Research: Distributed Stream Integration
This work is funded by NSF IIS-0713267, with PIs Zachary Ives and Sudipto Guha. The duration of the grant is from September 15, 2007 - September 2009. Please see here for the full NSF details.
Declarative, database-style models for programming distributed applications are becoming widely adopted, in a variety of realms ranging from sensors to publish-subscribe to network state management. They free the developer to define high-level queries for the specific data of interest, without regard to details about data sources, communications protocols, or synchronization. As this approach to programming gains momentum, there is increasing need to abstract low-level stream data source variations away under a uniform representation, i.e., a view; and to integrate, i.e., conjoin, different types of stream data from large numbers of sources. Such tasks involve much more distributed communication and coordination than in traditional distributed databases or even data stream management systems. It becomes essential to do in-network computation of the query, and to optimize the processing of each stream (or few streams) separately, in a way that considers the topology of the network.

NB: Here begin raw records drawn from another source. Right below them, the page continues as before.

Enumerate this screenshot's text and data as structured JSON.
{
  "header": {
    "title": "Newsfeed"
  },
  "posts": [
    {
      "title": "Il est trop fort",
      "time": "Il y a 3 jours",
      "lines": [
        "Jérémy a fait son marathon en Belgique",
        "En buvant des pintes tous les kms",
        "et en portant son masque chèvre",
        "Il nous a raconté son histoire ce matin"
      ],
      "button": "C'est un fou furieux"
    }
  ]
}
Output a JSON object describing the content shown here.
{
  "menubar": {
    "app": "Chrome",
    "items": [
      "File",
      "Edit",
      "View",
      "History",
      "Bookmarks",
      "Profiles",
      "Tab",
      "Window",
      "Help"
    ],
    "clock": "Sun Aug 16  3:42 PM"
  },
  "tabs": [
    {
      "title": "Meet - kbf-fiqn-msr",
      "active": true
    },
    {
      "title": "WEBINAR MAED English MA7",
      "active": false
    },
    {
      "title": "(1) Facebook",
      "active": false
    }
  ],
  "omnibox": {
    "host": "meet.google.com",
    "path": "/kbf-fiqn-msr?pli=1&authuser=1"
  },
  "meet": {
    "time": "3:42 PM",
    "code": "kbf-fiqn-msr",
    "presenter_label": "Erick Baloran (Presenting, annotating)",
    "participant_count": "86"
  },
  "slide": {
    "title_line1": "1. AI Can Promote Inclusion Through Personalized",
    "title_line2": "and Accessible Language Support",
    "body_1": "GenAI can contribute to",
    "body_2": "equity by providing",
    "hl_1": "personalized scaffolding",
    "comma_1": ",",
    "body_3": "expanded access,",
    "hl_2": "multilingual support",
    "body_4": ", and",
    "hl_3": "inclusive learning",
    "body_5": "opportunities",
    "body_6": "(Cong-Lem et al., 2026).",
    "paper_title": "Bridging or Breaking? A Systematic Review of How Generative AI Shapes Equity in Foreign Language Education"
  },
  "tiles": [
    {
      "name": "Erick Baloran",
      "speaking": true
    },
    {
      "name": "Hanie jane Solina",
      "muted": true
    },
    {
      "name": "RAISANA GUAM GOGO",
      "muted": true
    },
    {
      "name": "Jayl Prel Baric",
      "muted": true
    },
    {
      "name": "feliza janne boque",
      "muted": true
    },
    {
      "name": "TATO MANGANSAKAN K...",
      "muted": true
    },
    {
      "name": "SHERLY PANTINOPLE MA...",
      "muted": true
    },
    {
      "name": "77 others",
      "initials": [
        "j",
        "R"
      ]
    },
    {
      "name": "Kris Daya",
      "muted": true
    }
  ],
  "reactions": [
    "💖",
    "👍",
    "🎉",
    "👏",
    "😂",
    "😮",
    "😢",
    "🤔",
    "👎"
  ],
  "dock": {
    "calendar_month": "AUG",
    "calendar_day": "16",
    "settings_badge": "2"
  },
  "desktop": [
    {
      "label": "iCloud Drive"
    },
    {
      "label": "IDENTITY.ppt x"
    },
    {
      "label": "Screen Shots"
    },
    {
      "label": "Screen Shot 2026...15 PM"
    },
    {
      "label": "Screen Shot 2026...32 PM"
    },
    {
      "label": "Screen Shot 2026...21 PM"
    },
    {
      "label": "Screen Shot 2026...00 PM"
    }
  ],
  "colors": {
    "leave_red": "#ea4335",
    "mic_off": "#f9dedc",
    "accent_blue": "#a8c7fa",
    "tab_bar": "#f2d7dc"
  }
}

This proposal develops the technologies to support integration of data streams, including languages for stream schema mappings, focusing on issues relating to combining distributed messages and maintaining timing information; techniques for rapidly establishing query computation paths through a network, for sets of data stream elements that need to be joined and aggregated together; offline and adaptive, network-aware query optimization techniques for distributed computation in the network. These techniques will scale across widely heterogeneous (sensor, wireless, and conventional) networks, and will be evaluated in environmental monitoring applications.
The intellectual merit is the development of new techniques for performing queries across large, highly distributed networks of stream-producing sources; this increases understanding of the adaptive query processing space when access costs to data items are non-uniform and query processing requires distributed communication, and the trade-offs with respect to offline versus adaptive optimization and relative to optimization granularity. The broader impact includes the development of distributed stream integration capabilities that can directly address a number of emerging and well-known challenges in the network and environmental monitoring domains. The educational component includes the training of two PhD students including a female student, and the teaching of stream data integration in graduate and advanced undergraduate courses.
This work is done in the context of the multi-investigator Aspen sensor management platform, which develops runtime systems, languages, real-time processing, and security techniques for sensor networks. This grant specifically addresses the data acquisition, information integration, and distributed query optimization aspects of this project.